Structuré en trois parties, ce document officiel présente l'état de la menace d'attaques informatiques puis liste des propositions pour permettre au pays d’adapter sa cyberdéfense et protéger sa souveraineté numérique. Enfin, il affirme le rôle de l’État comme garant de la sécurité numérique de toutes les composantes de la société française.

Les opérateurs autorisés à "fouiller" dans leurs réseaux 

Parmi ces propositions, la grande nouveauté consiste pour l'État à mettre à contribution les opérateurs pour traquer et prévenir les cyberattaques. Jusqu'à présent, a précisé Guillaume Poupard, directeur général de l'Anssi, "les opérateurs n'ont pas le droit de fouiller dans leurs flux pour détecter des attaques. Ils ont le droit de protéger leurs systèmes, mais dans les flux qu'ils transportent, ils n'ont pas le droit d'aller voir s'il y a des attaques ou pas. Ils transportent l'eau, quelle soit potable ou pas potable, pour prendre cette analogie."

L'Anssi, quand elle disposera d'informations ou de marqueurs indiquant une attaque (comme le numéro IP d'un ordinateur infecté, par exemple), pourra les communiquer aux opérateurs et leur proposer de les rechercher. Cet organisme d'État, dont la compétence technique est indéniable, s'intéresse a priori aux données permettant d'identifier sur le plan informatique l'origine (ou l'identité) des cyberattaques, pas aux contenus des flux eux-mêmes. Pour autant, il n'est pas certain que les craintes en matière d’intrusion de l'État dans les communications électroniques privées, soient dissipées.

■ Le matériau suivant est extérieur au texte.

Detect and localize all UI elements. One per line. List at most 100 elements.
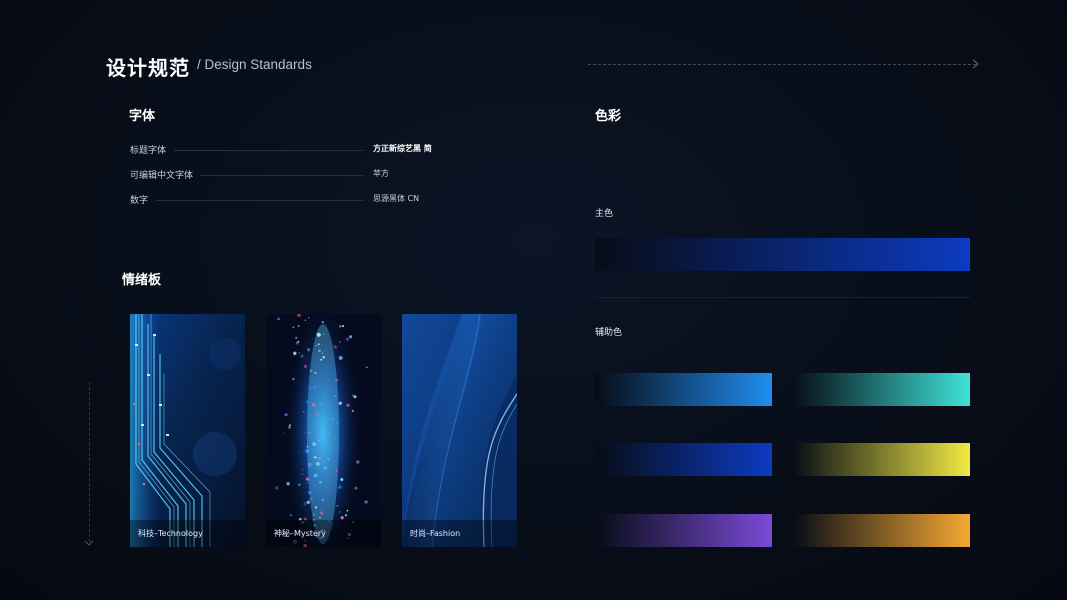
sparkle-dot [302,468,304,471]
sparkle-dot [303,364,308,369]
sparkle-dot [336,504,339,507]
sparkle-dot [320,439,323,442]
chevron-right-icon [972,59,979,69]
sparkle-dot [307,348,311,352]
sparkle-dot [300,354,304,358]
sparkle-dot [289,514,293,517]
sparkle-dot [275,486,279,490]
sparkle-dot [305,477,310,481]
sparkle-dot [364,500,368,504]
sparkle-dot [322,356,325,359]
secondary-swatch-orange [793,514,970,547]
font-row-value: 思源黑体 CN [373,194,420,203]
fonts-heading: 字体 [129,109,156,124]
sparkle-dot [335,469,338,472]
sparkle-dot [315,332,317,334]
primary-color-swatch [595,238,970,271]
font-row-value: 方正新综艺黑 简 [373,144,432,153]
sparkle-dot [297,324,300,327]
font-row-divider [174,150,364,151]
side-dashed-line [89,382,90,542]
sparkle-dot [323,333,325,335]
sparkle-dot [312,338,314,340]
sparkle-dot [310,388,312,389]
sparkle-dot [346,403,350,407]
moodboard-card-technology: 科技–Technology [130,314,245,547]
sparkle-dot [309,496,314,501]
sparkle-dot [351,394,355,397]
sparkle-dot [316,462,320,466]
sparkle-dot [319,511,324,516]
sparkle-dot [288,424,292,427]
sparkle-dot [336,422,339,425]
font-row-title: 标题字体 方正新综艺黑 简 [130,143,432,157]
card-caption: 时尚–Fashion [410,529,461,538]
fashion-image [402,314,517,547]
sparkle-dot [335,460,337,463]
sparkle-dot [316,332,321,337]
sparkle-dot [338,485,342,489]
color-divider [595,297,970,298]
sparkle-dot [286,481,290,486]
font-row-label: 可编辑中文字体 [130,171,194,181]
sparkle-dot [316,412,320,416]
sparkle-dot [305,400,309,404]
sparkle-dot [293,351,297,356]
sparkle-dot [308,431,311,434]
sparkle-dot [323,466,327,470]
sparkle-dot [292,326,295,329]
sparkle-dot [318,480,322,484]
card-caption-bar: 时尚–Fashion [402,520,517,547]
sparkle-dot [319,516,321,519]
sparkle-dot [318,361,320,363]
sparkle-dot [320,455,323,457]
sparkle-dot [312,385,317,390]
sparkle-dot [339,511,341,513]
primary-color-label: 主色 [595,209,614,219]
sparkle-dot [340,478,344,481]
sparkle-dot [298,352,300,354]
sparkle-dot [314,484,317,487]
sparkle-dot [340,342,342,344]
sparkle-dot [365,366,368,369]
sparkle-dot [321,321,324,324]
sparkle-dot [346,509,349,512]
font-row-divider [200,175,364,176]
sparkle-dot [338,401,342,405]
sparkle-dot [331,417,335,421]
page-subtitle: / Design Standards [197,57,312,72]
sparkle-dot [318,349,321,353]
sparkle-dot [351,409,354,413]
sparkle-dot [298,451,300,453]
sparkle-dot [319,403,322,406]
sparkle-dot [305,449,310,454]
sparkle-dot [334,345,338,349]
sparkle-dot [298,483,301,486]
font-row-label: 数字 [130,196,149,206]
sparkle-dot [320,358,323,361]
font-row-number: 数字 思源黑体 CN [130,193,430,207]
sparkle-dot [307,482,309,484]
sparkle-dot [297,341,300,343]
sparkle-dot [288,426,291,429]
card-caption-bar: 神秘–Mystery [266,520,381,547]
sparkle-dot [295,336,298,339]
sparkle-dot [322,350,324,352]
sparkle-dot [342,325,345,328]
sparkle-dot [317,343,320,346]
sparkle-dot [314,456,317,459]
sparkle-dot [313,473,318,478]
secondary-swatch-deep-blue [595,443,772,476]
sparkle-dot [345,337,350,341]
chevron-down-icon [84,540,94,546]
sparkle-dot [309,369,312,372]
sparkle-dot [306,500,310,504]
sparkle-dot [314,371,317,375]
sparkle-dot [322,460,324,462]
sparkle-dot [313,456,315,458]
sparkle-dot [277,317,280,321]
sparkle-dot [349,335,353,339]
sparkle-dot [321,498,324,502]
secondary-color-label: 辅助色 [595,328,623,338]
card-caption: 科技–Technology [138,529,203,538]
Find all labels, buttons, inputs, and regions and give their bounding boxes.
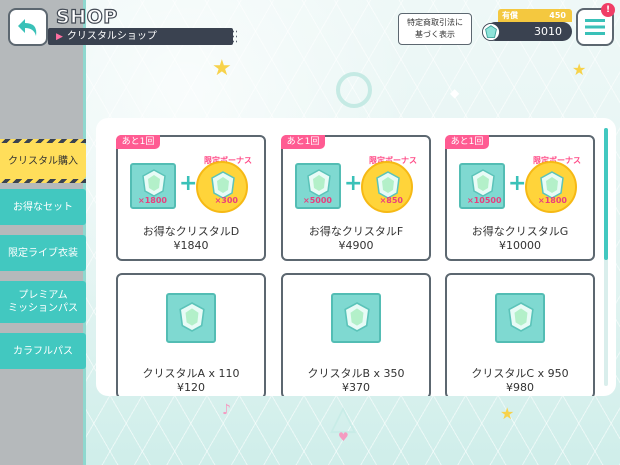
crystal-gem-icon (344, 302, 370, 332)
bonus-item: ×1800 (525, 161, 577, 213)
product-card[interactable]: クリスタルA x 110 ¥120 (116, 273, 266, 396)
crystal-item-box: ×1800 (130, 163, 176, 209)
crystal-gem-icon (540, 171, 564, 199)
crystal-item-box: ×10500 (459, 163, 505, 209)
commerce-law-button[interactable]: 特定商取引法に 基づく表示 (398, 13, 472, 45)
plus-icon: + (179, 171, 198, 196)
back-button[interactable] (8, 8, 48, 46)
crystal-gem-icon (211, 171, 235, 199)
play-triangle-icon: ▶ (56, 32, 63, 42)
star-deco-icon: ★ (572, 60, 587, 79)
crystal-item-box (166, 293, 216, 343)
product-name: クリスタルA x 110 (142, 367, 240, 380)
remaining-tag: あと1回 (445, 135, 489, 149)
product-price: ¥4900 (338, 239, 374, 252)
star-deco-icon: ★ (212, 56, 232, 81)
note-deco-icon: ♪ (222, 402, 231, 418)
product-name: クリスタルB x 350 (307, 367, 405, 380)
product-card[interactable]: クリスタルC x 950 ¥980 (445, 273, 595, 396)
ring-deco-icon (336, 72, 372, 108)
product-panel: あと1回 限定ボーナス ×1800 + ×300 お得なクリスタルD ¥1840… (96, 118, 616, 396)
crystal-gem-icon (376, 171, 400, 199)
product-name: クリスタルC x 950 (471, 367, 569, 380)
paid-value: 450 (549, 11, 566, 20)
bonus-item: ×850 (361, 161, 413, 213)
sidebar-item-colorful-pass[interactable]: カラフルパス (0, 333, 86, 369)
crystal-item-box (495, 293, 545, 343)
product-price: ¥1840 (173, 239, 209, 252)
star-deco-icon: ★ (500, 404, 515, 423)
product-name: お得なクリスタルG (471, 225, 569, 238)
crystal-gem-icon (179, 302, 205, 332)
crystal-wallet: 有償 450 3010 (480, 9, 572, 45)
product-price: ¥370 (342, 381, 370, 394)
page-subtitle: クリスタルショップ (66, 31, 157, 42)
heart-deco-icon: ♥ (338, 430, 349, 444)
page-title: SHOP (55, 5, 118, 28)
product-card[interactable]: あと1回 限定ボーナス ×5000 + ×850 お得なクリスタルF ¥4900 (281, 135, 431, 261)
sidebar-item-premium-mission-pass[interactable]: プレミアム ミッションパス (0, 281, 86, 323)
notification-badge: ! (601, 3, 615, 17)
product-card[interactable]: クリスタルB x 350 ¥370 (281, 273, 431, 396)
product-price: ¥120 (177, 381, 205, 394)
crystal-item-box (331, 293, 381, 343)
crystal-gem-icon (482, 23, 500, 41)
crystal-item-box: ×5000 (295, 163, 341, 209)
remaining-tag: あと1回 (281, 135, 325, 149)
back-arrow-icon (18, 19, 37, 36)
bonus-item: ×300 (196, 161, 248, 213)
product-name: お得なクリスタルF (308, 225, 404, 238)
crystal-gem-icon (142, 169, 166, 197)
sidebar-item-limited-costume[interactable]: 限定ライブ衣装 (0, 235, 86, 271)
bonus-quantity: ×850 (379, 196, 403, 205)
plus-icon: + (508, 171, 527, 196)
bonus-quantity: ×300 (214, 196, 238, 205)
crystal-gem-icon (508, 302, 534, 332)
product-price: ¥10000 (499, 239, 541, 252)
crystal-gem-icon (307, 169, 331, 197)
subtitle-dot-pattern (195, 29, 237, 44)
product-card[interactable]: あと1回 限定ボーナス ×1800 + ×300 お得なクリスタルD ¥1840 (116, 135, 266, 261)
diamond-deco-icon: ◆ (450, 86, 460, 100)
base-quantity: ×5000 (303, 196, 332, 205)
sidebar-item-value-set[interactable]: お得なセット (0, 189, 86, 225)
product-price: ¥980 (506, 381, 534, 394)
plus-icon: + (344, 171, 363, 196)
base-quantity: ×1800 (138, 196, 167, 205)
crystal-gem-icon (471, 169, 495, 197)
hamburger-menu-icon (585, 19, 605, 35)
sidebar-nav: クリスタル購入 お得なセット 限定ライブ衣装 プレミアム ミッションパス カラフ… (0, 139, 86, 379)
product-card[interactable]: あと1回 限定ボーナス ×10500 + ×1800 お得なクリスタルG ¥10… (445, 135, 595, 261)
sidebar-item-crystal-purchase[interactable]: クリスタル購入 (0, 139, 86, 183)
scrollbar-thumb[interactable] (604, 128, 608, 260)
remaining-tag: あと1回 (116, 135, 160, 149)
product-name: お得なクリスタルD (142, 225, 240, 238)
paid-crystal-bar: 有償 450 (498, 9, 572, 22)
bonus-quantity: ×1800 (538, 196, 567, 205)
paid-label: 有償 (502, 11, 518, 20)
base-quantity: ×10500 (467, 196, 502, 205)
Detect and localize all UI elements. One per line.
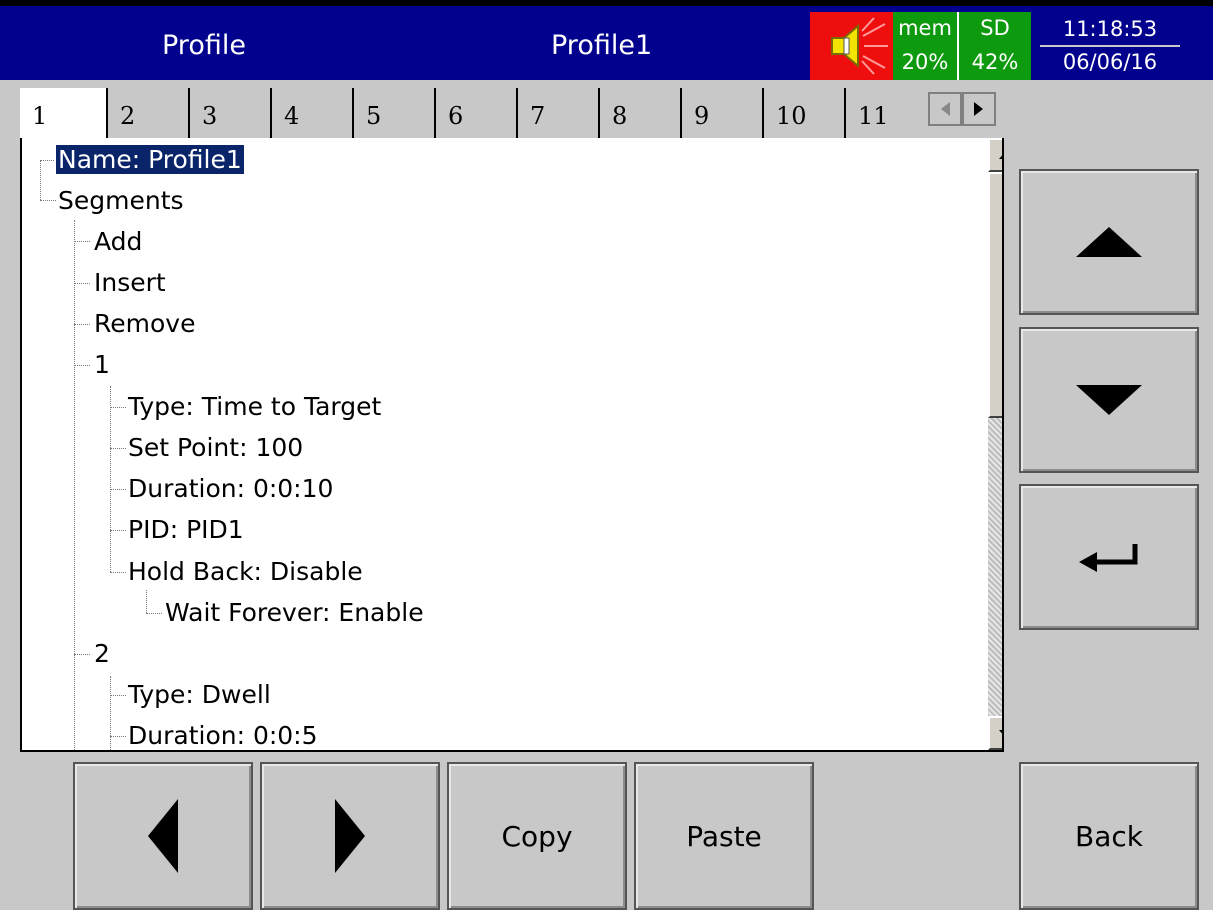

L'Arcep contrôlera l'application des nouvelles dispositions

"C'est un système collaboratif. La loi n'est pas impérative", a précisé Louis Gautier. "Mais je suis persuadé que les opérateurs qui ne le feront pas, dans leur offre commerciale seront immédiatement discriminés. Si je dois choisir un abonnement entre quelqu'un qui me propose une solution de sécurité et quelqu'un qui n'en propose pas, je serai conduit à aller vers celui qui la propose. Les opérateurs comprennent que c'est leur intérêt de contribuer à la fabrication de la sécurité. Mais ils n'y sont pas obligés", a-t-il ajouté.

Ces nouvelles dispositions permettront à l'Anssi, si elle a un doute ou en cas de menaces graves, d'aller étudier les serveurs d'un opérateur et analyser les flux électroniques échangés, "pour aller voir au microscope si un attaquant n'est pas en train de faire des choses négatives", a précisé Guillaume Poupard.

Les dispositions de la revue stratégique de cyberdéfense, comprises dans la nouvelle Loi de programmation militaire présentée jeudi en conseil des ministres, prévoient que le régulateur des télécoms (Arcep) sera chargé du contrôle de l'application de ces nouvelles dispositions, et notamment de vérifier que les données privées des utilisateurs ne seront pas conservées.